The next set of plates was the evening’s best: (1) jackfish crudo, tahini and cherry gremolata, (2) torchon of foie gras, peanut brittle and compressed watermelon and (3) house-made pita. From the sweet reconstituted cherries with tender pieces of fish to the spreadable foie with doughy pita, just about every ingredient, save for the insipid watermelon, worked together symphonically.
Coaxed as if it were risotto, the al dente Israeli cous cous provided a bed for halved kumquats and two corals of uni.
For a nice complement to the citric cous cous, we enjoyed head-on blue prawns with nigella seeds, braised fennel, fennel purée and black olive.
Moving on to slightly heartier ingredients, Mike placed a duo of offal in front of us: (1) braised veal and sweetbread ravioli and (2) braised tripe, falafel and raw chickpeas. While the ravioli filling was nondescript, the falafel was better than any I have ever tasted, and I’d like to think I’ve had eaten a fair share of falafels at Amer’s in Ann Arbor. But this one simply dwarfs its competitors–beautifully seasoned and fried perfectly with the surface maintaining a fried chicken-like crust and the inside still practically oozing.
If one were to ask me what do you prefer, striped bass or potatoes? I would more often than not say striped bass. On this night, though, the pee wee potatoes coated in zhug–an Israeli hot sauce (think Sriracha but better)–and aioli eclipsed the sous vide, persillade-crusted striped bass with littleneck clams and spring pea mash. The fillet was incredibly moist but flavor-wise, failed to impress. This being the second time in as many dinners where I’ve been disappointed with a fish course, I have become all the more appreciative of Providence.
For what would be the final savory course of the night, we were given braised lamb shoulder with freekeh, dukkah and a side of bok choy. While the Maillard-reacted exterior of the lamb combined with the unctuous interior was unequivocally superb, part of me wanted to say, hey it’s 9:30pm and eighty degrees outside–couldn’t you send out something lighter, like a leaner cut or even poultry?

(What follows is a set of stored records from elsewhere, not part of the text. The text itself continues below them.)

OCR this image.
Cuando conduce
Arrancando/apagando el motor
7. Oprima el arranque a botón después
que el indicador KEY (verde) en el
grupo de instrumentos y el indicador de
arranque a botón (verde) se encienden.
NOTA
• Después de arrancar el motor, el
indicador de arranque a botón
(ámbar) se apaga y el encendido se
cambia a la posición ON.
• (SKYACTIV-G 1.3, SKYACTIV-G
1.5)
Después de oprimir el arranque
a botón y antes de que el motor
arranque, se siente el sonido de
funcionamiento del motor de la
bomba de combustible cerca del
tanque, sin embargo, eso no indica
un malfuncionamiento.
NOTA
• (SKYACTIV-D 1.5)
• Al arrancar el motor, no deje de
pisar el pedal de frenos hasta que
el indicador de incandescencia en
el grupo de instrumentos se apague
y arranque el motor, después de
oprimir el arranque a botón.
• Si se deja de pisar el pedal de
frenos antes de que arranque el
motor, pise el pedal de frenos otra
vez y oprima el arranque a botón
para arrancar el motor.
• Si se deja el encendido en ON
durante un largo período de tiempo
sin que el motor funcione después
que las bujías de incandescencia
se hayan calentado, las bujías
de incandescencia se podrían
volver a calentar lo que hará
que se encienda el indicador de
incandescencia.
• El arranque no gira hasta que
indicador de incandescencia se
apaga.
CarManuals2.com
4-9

I was given a chance to speak up when Chef Micah Wexler came over to chat, but instead we ended up talking about his time working for Joel Robuchon, the potential for mundanity-laced tasting menus, meal pacing and of course, our next dinner at Mezze. But before that, we still needed to tend to dessert.
First out–more of a palate cleanser really–was a labne cheesecake with blood orange and tangerine. Sitting atop a crumbly crust, the creamy but tangy cheesecake went well with the citrus supremes.
And to finish the meal proper, a pine nut tart with a silky olive oil gelato.
The friandise consisted of a meringue, almond nougat, baklava and two kinds of cookies, but my brother and I were both enthralled by the gingerbread.
What’s great about a place like Mezze and many of its peers is that one can get Michelin quality food–the chefs who run these places did after all work in those establishments–without the steep price tag and without an insecure chef peregrinating through the dining room in need of an ego massage. Indeed, by the meal’s end, I wasn’t the least bit chastened that I never dined at Sona.